The nation's pesticide law was amended nearly a decade ago to require
explicit protection of infants and children from pesticides. Actions
taken under the 1996 Food Quality Protection Act (FQPA) have reduced or
eliminated children's exposures to a number of highly hazardous
pesticides, with no discernable adverse impact on the availability or
price of a wholesome food supply, and without adverse impact on the
agricultural or pesticide industry. We recommend a similar standard be
applied to commercial chemicals.


This would mean transforming TSCA into a true public health and environmental law, with the following core provisions. A new TSCA would:



  • Require chemical manufacturers to demonstrate affirmatively that the chemicals they sell are safe for the entire population exposed, including children in the womb. In the absence of information on the
    risks of pre-natal exposure, chemicals must be assumed to present
    greater risk to the developing baby in utero, and extra
    protections must be required at least as strict as the 10 fold
    children's safety factor in FQPA.
  • Require that the safety of closely related chemicals, such as the perfluorochemicals used to make Teflon and other stain-resistant and water repellant products, be assessed as a group. The presumption would
    be that these chemicals have additive toxicity unless manufacturers
    clearly prove otherwise.
  • Grant the EPA clear and unencumbered authority to demand all studies needed to make a finding of safety and to enforce clear deadlines for study completion.

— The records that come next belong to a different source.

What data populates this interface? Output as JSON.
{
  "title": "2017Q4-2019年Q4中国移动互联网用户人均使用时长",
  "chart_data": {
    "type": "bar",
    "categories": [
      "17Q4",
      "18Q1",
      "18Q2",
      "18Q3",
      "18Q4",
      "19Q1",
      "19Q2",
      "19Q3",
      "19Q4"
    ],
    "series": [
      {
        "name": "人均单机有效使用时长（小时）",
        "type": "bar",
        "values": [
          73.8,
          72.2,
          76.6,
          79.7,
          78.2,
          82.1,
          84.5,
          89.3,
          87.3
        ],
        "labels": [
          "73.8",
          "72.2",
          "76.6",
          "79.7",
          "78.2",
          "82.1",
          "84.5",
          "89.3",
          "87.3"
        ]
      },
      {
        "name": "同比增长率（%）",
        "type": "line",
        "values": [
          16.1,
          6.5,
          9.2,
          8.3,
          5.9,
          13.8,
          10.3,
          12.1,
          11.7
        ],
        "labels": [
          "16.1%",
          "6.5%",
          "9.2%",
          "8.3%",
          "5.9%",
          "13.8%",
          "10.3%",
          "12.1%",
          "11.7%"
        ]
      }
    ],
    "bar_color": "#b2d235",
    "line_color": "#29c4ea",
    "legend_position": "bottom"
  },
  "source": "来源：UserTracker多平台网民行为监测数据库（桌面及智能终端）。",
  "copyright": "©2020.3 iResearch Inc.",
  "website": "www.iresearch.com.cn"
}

  • Remove from the market chemicals for which tests demonstrating safety are not conducted.
  • Eliminate confidential business protection for all health, safety, and environmental information.
  • Require that material safety data sheets provided to workers contain the results of studies conducted under these provisions.
  • Provide strong incentives for green, safer chemicals in consumer products and industrial processes.